We must also consider the impact on consumption that this year’s floods may have. The floods remain a quite shockingly under-reported event, when you consider all the media attention that is being focused on Hurricane Laura in the US Gulf. If the Three Gorges Dam were to fail, the humanitarian and economic impact on China would be far greater than hurricanes Katrina and Harvey put together.

The great news, though, as of yesterday, was that floodwaters were receding. Nevertheless, 45.2m people are reported to have been affected by the floods in 27 provinces along the Yangtze River, Huai River, Yellow River and in southern China, since the start of June.

The economic damage from the floods is so far estimated at $35.9bn. China’s food-price inflation edged up in July, which was partly the result of flood damage to agriculture. As mentioned earlier, inflation is one of the reasons why the Chinese government is said to be reluctant to use direct cash handouts to consumers as a way of boosting consumption.

There has been a lot of talk about China’s big new infrastructure spending, but infrastructure spending only increased in the single digits in Q2 because of concerns over bad debts. The floods are likely to slow the ability to build the new bridges and railways that have been sanctioned.

What this could mean for petrochemicals

In polyethylene (PE), as the above chart illustrates, China’s H1 apparent demand (local production plus net imports) rose by an average of 7% across the three grades. This compares with our estimate of 3% real demand growth for the full year. This could therefore mean that excess stocks amounted to 702,547 tonnes in H1.

H1 apparent demand for polypropylene (PP) increased by 13% as net imports rose by 29% with local production 10% higher. Our estimate for real demand growth for the full year is 2%. This implies H1 overstocking of 1.5m tonnes.

Apparent demand for paraxylene (PX) increased by 19% during H1. Net imports were down by 18%, but local production was no less than 70% higher. Our estimate for full-year real demand growth is a negative 1%. This points to H1 overstocking of 2.8m tonnes.

We don’t provide monthly estimates of China’s ethylene glycols (EG) production. However, there were no reports of major disruptions in local production in H1 as net imports increased by 12%. Our estimate for full-year real demand growth is negative 4%. There are reports of high EG inventory levels because of the sharp rise in imports and weak downstream demand.

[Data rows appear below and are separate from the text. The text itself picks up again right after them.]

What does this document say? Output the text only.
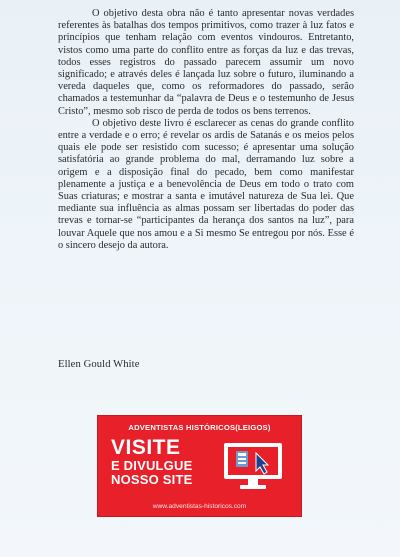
O objetivo desta obra não é tanto apresentar novas verdades referentes às batalhas dos tempos primitivos, como trazer à luz fatos e princípios que tenham relação com eventos vindouros. Entretanto, vistos como uma parte do conflito entre as forças da luz e das trevas, todos esses registros do passado parecem assumir um novo significado; e através deles é lançada luz sobre o futuro, iluminando a vereda daqueles que, como os reformadores do passado, serão chamados a testemunhar da “palavra de Deus e o testemunho de Jesus Cristo”, mesmo sob risco de perda de todos os bens terrenos.

O objetivo deste livro é esclarecer as cenas do grande conflito entre a verdade e o erro; é revelar os ardis de Satanás e os meios pelos quais ele pode ser resistido com sucesso; é apresentar uma solução satisfatória ao grande problema do mal, derramando luz sobre a origem e a disposição final do pecado, bem como manifestar plenamente a justiça e a benevolência de Deus em todo o trato com Suas criaturas; e mostrar a santa e imutável natureza de Sua lei. Que mediante sua influência as almas possam ser libertadas do poder das trevas e tornar-se “participantes da herança dos santos na luz”, para louvar Aquele que nos amou e a Si mesmo Se entregou por nós. Esse é o sincero desejo da autora.

Ellen Gould White
ADVENTISTAS HISTÓRICOS(LEIGOS)
VISITE
E DIVULGUE
NOSSO SITE
www.adventistas-historicos.com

This data is of course now somewhat historic as we are in late August. It might be that local petrochemicals production has been disrupted by the floods since June, with imports also lower because of excess petrochemicals inventories and weak end-user demand. We should have a clearer idea in a few days’ time when China releases its July import and export numbers.

But what the macroeconomic evidence and the H1 petrochemicals data clearly tell us is that talk of a strong Chinese economic recovery has been overstated. Equally important to note is that the chances of a strong recovery occurring during the rest of this year seem slim. Please be careful out there.